15:43 It must be the day for launching campaigns.

England and Pakistan cricket stars have launched a campaign today urging people to go online and find out their risk of developing Type 2 diabetes. 

Warwickshire County Cricket Club and Diabetes UK have teamed up for the third Test Match between England and Pakistan at Edgbaston, with a special ‘Diabetes Day’ on Thursday 4 August to raise awareness of the condition.

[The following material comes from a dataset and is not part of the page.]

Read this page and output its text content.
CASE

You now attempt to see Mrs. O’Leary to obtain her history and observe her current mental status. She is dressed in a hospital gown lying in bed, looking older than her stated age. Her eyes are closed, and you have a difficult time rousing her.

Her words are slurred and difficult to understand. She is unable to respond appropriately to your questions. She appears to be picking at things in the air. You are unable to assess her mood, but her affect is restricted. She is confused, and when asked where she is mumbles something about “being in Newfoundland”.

14:05 Pressure group GP Survival has launched a new campaign urging the Crown Prosecution Service to a act in a ‘more proportionate manner’ when considering bringing ‘gross negligence manslaughter’ prosecutions against doctors when a patient dies. 

The pressure group said there has been an ‘alarming trend’ over the last few years of doctors being prosecuted. 

A statement on GP Survival’s website said: ‘This sits in the context of wider need for regulatory reform that recognises the speed of change within medicine and the increasing pressures doctors face.

‘Our strategy is to open up a debate in the national media about the appropriateness of the change in the way doctors are being treated and the impact this has on patient care. This will be followed by further discussion with interested parties with the hope we can change the way our laws are applied.’

11:55 Elsewhere today, an investigation by The Telegraph on the earnings of NHS bosses has revealed that a temporary manager was being paid £60,000 per month. 

The investigation found that in just one year, the number of managers paid ’off payroll’ by NHS trusts has risen by almost one quarter.

Steve Leivers was paid rates equivalent to an annual salary of £715,000 to act as ‘turnaround director’ of Kings College Hospital Foundation trust, in London, the Telegraph claimed. 

However, by comparison, NHS chief executive Simon Steven earns £190,000 per year. 

10:00 A new report published today has revealed the rising costs of drugs used to treat diabetes. 

The annual net ingredient cost (NIC) on drugs used to treat the condition increased by £88m in 2015/16 – bringing the annual primary care prescribing spend on the drug classification to £956.7m, new figures have shown.

NHS Digitial’s report – Prescribing for Diabetes 2005/06 to 2015/16 – also found that in the last financial year, 49.7m prescription items were dispensed in England for the treatment and management of diabetes.

The £956.7m annual spend makes up 10.6% of the total cost of all prescribing in primary care in England, and is almost double the cost of a decade ago, when it was £513.9m, or 6.6% of the overall spend.